Monument 2026-01-26 to 2026-01-30

to : Martin Holmes
Minutes: 865

On Monday, reworked the processing that generates the individual place pages so that we now have landing pages for the locations whose people are split into subgroups by surname; this makes linking around the site much easier.

On Tuesday, I created the community-listing page and code to generate it, and added a few more translations to help get a sense of how long the various captions are likely to be. I then started thinking about the search pages and functionality, and of course this brings up the question of tokenizing and possibly stemming Japanese. This is a first shot at my left-field idea of tokenizing on writing-system boundaries (in XPath):

tokenize(
  replace(
    replace(
      replace(
        replace(//h1/span[@lang='ja']/text()[1], '\p{P}', '|'), 
        '([\p{IsCJKUnifiedIdeographs}])([\p{IsHiragana}\p{IsKatakana}])|([\p{IsHiragana}\p{IsKatakana}])([\p{IsCJKUnifiedIdeographs}])', 
        '$1$3|$2$4'
      ),
      '([\p{IsHiragana}])([\p{IsKatakana}])', 
      '$1|$2'
    ),
    '([\p{IsKatakana}])([\p{IsHiragana}])', 
    '$1|$2'
  ), 
  '\|+'
)
    

This will split e.g. ここにホームページのバナーが表示されます into:

I set up the initial English search with the new release of staticSearch, but there is a lot more configuration to do in the headers of the person pages, along with the page titles, to get things working properly.
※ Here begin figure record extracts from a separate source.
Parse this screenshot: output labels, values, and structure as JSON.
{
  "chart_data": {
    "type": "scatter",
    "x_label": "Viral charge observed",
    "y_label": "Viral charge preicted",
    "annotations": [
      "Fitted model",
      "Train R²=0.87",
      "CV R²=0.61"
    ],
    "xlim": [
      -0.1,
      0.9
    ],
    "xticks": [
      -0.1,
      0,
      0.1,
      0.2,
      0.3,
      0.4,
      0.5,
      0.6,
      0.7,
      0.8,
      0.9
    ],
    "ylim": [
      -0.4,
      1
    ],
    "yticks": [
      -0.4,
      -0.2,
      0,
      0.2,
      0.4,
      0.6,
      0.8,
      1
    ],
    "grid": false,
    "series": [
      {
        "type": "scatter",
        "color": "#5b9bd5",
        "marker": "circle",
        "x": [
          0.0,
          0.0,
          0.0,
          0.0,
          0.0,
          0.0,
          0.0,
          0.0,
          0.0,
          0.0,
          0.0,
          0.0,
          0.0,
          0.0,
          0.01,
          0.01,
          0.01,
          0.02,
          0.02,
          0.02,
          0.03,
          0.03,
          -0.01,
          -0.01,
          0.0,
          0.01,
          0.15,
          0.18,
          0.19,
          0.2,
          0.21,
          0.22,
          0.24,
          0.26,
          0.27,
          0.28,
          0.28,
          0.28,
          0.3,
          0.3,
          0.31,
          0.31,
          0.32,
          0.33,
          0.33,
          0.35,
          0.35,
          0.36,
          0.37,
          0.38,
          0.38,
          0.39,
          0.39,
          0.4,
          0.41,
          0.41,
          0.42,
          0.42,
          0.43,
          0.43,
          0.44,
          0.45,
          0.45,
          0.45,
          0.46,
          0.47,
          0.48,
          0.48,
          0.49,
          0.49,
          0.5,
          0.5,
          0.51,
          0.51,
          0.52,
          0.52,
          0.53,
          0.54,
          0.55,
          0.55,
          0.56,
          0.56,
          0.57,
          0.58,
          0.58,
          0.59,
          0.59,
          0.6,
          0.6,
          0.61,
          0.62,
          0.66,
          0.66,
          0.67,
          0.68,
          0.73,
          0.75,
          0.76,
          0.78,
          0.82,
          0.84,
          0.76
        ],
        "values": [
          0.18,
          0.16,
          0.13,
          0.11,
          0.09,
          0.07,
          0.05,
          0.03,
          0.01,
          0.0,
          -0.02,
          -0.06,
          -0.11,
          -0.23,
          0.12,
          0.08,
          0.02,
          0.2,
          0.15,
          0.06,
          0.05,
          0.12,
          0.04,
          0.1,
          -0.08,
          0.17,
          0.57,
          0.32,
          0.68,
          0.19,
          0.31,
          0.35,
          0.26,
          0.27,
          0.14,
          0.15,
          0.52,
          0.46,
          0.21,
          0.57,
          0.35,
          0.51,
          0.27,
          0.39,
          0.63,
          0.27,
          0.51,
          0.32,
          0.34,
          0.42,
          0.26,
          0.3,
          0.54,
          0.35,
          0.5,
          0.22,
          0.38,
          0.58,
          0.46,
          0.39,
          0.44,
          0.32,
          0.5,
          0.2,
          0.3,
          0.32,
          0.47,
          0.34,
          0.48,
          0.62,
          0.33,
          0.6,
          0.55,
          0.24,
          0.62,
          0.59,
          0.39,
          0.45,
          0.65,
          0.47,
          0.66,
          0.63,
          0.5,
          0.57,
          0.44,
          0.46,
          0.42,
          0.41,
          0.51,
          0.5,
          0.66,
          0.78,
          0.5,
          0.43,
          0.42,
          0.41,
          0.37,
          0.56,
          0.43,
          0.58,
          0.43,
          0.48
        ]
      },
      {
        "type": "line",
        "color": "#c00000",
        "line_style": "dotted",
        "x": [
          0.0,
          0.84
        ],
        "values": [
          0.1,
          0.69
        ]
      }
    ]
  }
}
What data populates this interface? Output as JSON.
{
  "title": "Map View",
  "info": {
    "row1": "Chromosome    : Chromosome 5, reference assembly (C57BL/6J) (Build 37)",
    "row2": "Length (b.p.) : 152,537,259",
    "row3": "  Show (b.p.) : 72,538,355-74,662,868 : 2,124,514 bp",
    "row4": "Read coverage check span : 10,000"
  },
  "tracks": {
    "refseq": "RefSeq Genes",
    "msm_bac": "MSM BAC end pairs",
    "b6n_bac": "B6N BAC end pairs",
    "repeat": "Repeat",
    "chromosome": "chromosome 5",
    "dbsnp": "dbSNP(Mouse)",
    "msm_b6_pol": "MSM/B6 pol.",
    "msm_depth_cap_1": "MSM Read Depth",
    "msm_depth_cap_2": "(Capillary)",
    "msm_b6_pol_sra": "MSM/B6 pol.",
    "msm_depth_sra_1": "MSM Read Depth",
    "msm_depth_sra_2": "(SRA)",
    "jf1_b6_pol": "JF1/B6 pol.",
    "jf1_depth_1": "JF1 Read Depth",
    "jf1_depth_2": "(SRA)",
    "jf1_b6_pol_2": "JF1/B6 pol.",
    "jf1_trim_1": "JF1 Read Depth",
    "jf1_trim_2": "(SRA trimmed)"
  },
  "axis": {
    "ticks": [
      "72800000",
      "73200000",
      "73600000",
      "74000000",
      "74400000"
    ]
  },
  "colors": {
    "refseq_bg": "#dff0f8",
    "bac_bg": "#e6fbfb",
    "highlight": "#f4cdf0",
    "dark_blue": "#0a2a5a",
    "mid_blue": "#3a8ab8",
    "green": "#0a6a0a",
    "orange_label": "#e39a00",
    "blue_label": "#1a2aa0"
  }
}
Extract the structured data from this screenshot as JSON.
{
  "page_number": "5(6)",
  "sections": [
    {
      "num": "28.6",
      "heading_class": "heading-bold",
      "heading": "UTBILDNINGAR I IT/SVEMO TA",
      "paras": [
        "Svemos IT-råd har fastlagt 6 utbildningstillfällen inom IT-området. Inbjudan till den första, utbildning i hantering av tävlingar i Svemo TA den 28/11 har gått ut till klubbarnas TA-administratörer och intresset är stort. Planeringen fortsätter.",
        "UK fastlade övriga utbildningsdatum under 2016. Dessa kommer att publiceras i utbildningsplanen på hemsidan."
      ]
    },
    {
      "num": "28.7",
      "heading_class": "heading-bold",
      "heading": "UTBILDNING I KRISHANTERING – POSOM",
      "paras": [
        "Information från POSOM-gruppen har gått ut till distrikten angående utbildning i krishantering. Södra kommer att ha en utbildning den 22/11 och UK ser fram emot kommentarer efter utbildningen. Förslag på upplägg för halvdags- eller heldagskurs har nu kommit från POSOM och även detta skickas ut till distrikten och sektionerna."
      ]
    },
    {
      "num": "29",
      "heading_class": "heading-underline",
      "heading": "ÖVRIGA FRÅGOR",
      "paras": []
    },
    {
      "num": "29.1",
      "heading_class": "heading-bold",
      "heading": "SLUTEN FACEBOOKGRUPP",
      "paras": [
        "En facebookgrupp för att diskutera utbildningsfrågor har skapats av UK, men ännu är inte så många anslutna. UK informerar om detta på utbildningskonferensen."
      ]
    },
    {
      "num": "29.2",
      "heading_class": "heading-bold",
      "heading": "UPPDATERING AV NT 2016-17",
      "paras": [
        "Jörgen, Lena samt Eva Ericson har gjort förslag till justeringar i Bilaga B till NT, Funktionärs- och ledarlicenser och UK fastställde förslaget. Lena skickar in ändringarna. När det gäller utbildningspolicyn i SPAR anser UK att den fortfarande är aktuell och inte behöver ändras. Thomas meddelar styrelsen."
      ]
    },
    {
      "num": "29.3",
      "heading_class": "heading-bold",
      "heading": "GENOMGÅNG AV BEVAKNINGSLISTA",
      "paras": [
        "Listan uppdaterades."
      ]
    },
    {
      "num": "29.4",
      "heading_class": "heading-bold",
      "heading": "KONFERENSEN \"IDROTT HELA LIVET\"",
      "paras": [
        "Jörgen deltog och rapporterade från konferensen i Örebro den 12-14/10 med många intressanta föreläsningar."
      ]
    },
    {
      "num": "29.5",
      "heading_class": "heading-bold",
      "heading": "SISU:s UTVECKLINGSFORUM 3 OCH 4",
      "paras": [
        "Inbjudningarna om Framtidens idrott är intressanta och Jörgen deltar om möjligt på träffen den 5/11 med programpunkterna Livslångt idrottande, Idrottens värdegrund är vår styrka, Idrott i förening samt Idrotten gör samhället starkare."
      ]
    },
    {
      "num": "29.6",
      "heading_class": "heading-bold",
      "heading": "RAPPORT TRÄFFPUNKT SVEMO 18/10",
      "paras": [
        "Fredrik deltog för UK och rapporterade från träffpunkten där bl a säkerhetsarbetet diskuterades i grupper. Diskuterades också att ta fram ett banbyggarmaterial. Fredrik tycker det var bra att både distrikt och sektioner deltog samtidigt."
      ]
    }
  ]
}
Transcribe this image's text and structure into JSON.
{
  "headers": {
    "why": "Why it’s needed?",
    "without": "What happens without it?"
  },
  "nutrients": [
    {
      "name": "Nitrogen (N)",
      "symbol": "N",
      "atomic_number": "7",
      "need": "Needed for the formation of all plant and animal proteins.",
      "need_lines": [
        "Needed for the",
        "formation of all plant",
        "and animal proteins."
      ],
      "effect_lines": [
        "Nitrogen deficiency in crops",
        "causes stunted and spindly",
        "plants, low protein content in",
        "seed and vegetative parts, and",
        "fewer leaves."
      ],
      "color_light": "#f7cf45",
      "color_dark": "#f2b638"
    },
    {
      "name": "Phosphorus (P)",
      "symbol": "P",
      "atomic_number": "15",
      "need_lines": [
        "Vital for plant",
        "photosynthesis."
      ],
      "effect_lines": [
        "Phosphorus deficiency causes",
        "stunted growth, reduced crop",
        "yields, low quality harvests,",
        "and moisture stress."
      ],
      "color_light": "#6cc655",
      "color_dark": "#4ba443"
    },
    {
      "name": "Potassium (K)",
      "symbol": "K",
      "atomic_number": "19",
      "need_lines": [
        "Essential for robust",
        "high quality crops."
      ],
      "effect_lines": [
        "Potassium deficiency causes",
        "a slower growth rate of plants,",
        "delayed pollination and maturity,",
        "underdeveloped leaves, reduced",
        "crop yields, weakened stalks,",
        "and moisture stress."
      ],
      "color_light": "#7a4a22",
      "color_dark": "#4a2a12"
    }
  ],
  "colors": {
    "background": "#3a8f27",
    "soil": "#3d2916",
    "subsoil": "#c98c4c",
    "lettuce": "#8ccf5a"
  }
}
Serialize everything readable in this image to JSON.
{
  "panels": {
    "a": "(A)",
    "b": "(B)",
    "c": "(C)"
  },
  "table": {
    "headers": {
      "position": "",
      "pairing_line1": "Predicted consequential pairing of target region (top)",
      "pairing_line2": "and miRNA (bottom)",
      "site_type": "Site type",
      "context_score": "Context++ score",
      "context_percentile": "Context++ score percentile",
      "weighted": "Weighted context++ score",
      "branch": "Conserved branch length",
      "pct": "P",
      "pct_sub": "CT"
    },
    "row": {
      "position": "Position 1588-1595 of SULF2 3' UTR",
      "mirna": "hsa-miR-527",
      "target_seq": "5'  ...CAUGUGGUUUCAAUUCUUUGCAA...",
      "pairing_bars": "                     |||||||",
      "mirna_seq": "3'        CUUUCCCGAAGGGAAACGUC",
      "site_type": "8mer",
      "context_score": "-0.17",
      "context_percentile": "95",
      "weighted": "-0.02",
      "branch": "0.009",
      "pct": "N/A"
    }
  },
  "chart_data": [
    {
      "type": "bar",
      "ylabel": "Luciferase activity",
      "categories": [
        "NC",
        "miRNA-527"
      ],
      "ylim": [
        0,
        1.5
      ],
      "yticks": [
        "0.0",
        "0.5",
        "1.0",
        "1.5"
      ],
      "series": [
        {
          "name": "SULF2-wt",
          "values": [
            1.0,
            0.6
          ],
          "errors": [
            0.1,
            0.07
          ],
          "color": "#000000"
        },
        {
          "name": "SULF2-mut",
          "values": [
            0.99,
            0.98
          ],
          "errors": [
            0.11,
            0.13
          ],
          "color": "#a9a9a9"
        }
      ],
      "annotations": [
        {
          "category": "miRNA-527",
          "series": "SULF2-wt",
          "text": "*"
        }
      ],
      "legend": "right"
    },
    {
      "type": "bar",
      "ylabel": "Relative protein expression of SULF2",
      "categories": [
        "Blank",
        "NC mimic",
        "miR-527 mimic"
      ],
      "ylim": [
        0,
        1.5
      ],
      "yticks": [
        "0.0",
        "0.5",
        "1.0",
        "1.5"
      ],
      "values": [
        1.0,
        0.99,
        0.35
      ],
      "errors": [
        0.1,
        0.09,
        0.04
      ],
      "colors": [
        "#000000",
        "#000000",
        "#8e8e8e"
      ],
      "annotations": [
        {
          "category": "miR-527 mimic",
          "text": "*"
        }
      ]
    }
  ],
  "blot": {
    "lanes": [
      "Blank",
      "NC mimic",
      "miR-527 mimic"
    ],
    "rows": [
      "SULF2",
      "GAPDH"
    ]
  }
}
On Wednesday, I wrote code to extract the coordinates from GN’s GeoJSON and add them into our place dataset, and then wrote the code to generate the required JSON and GeoJSON from the map. This involved small changes to nomenclature in both my code and his, to standardize on these levels (bottom up): Communities, Areas, Subregions, Regions. The GeoJSON is valid, but there are probably going to be some things to iron out to get the actual map working.

On Thursday, turned the map tweaking back over to GN and focused on other tweaks such as getting the relative links right throughout the site. Also wrote generation code for a JavaScript caption object, to be used by JS running the map.

On Friday, after getting a new local server up and running, I worked on adding a few more of the base pages and some suggested translations, along with adding code to filter out the unnecessary JS and CSS that the map needs from all the other pages, so that there’s no interference from it.